The most popular posts were (in order) the tips for rounds 7, 16, 17, 9 and 26. Your guess is as good as mine as to why those posts in particular did well. The average tips post pulled twice as many hits as any of the analysis and three times the projections posts, which I feel are the key to the site but obviously they aren’t for everyone. The club reports were a little disappointing, at half the average of the projections, but for the record, the Tigers and Cowboys finished equal most popular.

It’s about where I expected and a small something is better than the nothing I started with, but will obviously work for more next year.

Model Performance

The Collated Ladder outperformed both the Stocky and Pythagorean expectation again this year. The mean absolute error (MAE) was lower for the ladder across the year, although the Stocky jumped it at a few turning points.
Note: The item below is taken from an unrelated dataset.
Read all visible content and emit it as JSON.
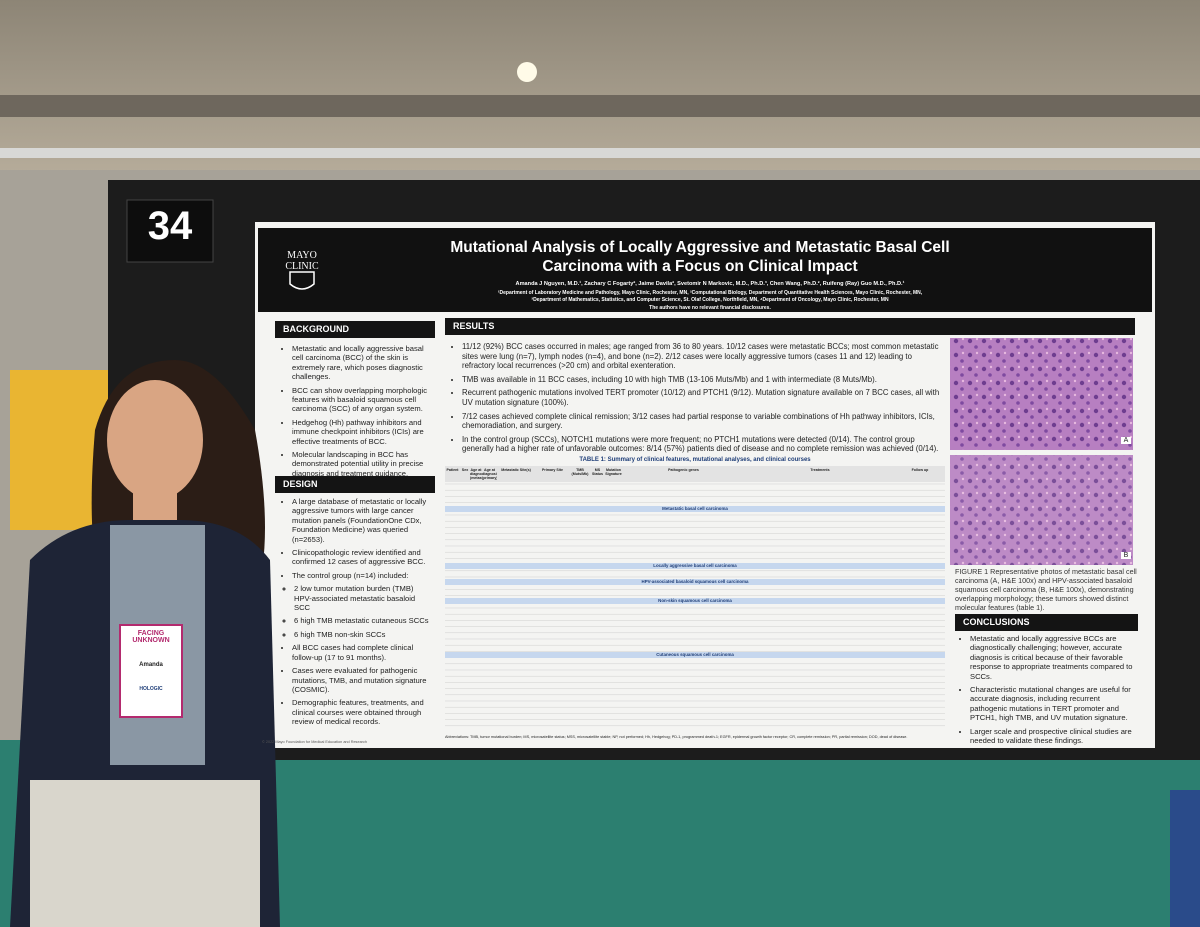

Pythagoras was out by a bit more than last year which I primarily blame the unusually high proportional of games decided by six points or less this year. Over the long run, about 20% of games are this close. This year it was 35%.

2017 mae projection systems

The Stocky did pretty well this year. It didn’t do as well as last year, which is not surprising considering the troubles the Elo ratings had keeping up, but good enough for our purposes in a year where the Storm were totally dominant.

2016 2017 stocky mae.PNG

Compare the Stocky’s performance for individual teams in parts 1 and 2.

Tipping

Tipping didn’t go particularly well for the Elo models this year. Euclid had a record setting 2016 with 69.7% correctly tipped but then dropped to a mere 54.7% for this year, their public debut. It was the worst year that this version of the model has had and yes, picking the home team would’ve been as effective.

Eratsothenes, whose job is to track long term performance and be garbage at tipping, actually came out best at 60.2%. While not the best ever, this is a significant improvement on the 49.8% achieved in 2016. Again, Eratosthenes is not a system for tipping but c’mon, that sucks.

Eratosthenes beat me by five tips and the Jury of systems did best of all, reaching 62.3% when it could be bothered coming to a decision. The Jury will be back next year with some tweaking.

The important takeaway for me was that the idea that good tipping is equivalent to expertise is for chumps. Given the fine margins and high levels of uncertainty, winning a tipping competition is an exercise in survivorship bias more than anything else. As eloquently elaborated on by 538.com:

538 forecasting.PNG

I’m not going to stop, not least because the tipping posts get the most love, but I just wanted you to know that when I return a similar record next year.

For 2018

I’ve been planning next year for a little while and have begun work on retooling the behind the scenes stuff and a couple of draft posts. I’ve got a couple of ideas, including:

  • Getting a domain and an updated look
  • Refining the Greeks with a little more purpose
  • Power, Hope, Disappointment and Panic Ratings (shamelessly ripped from SBNation.com, as everything on this blog has been)
  • (Some) Coverage of the Intrust Super Cup

I’m going to resist the urge to write more than three posts a week and really resist the urge to cover more sports or else I will definitely burn out. The dip in writing quality towards the end of the season is testament to the importance of taking a break once in a while.

Thank you for reading this far and hope to see you in 2018.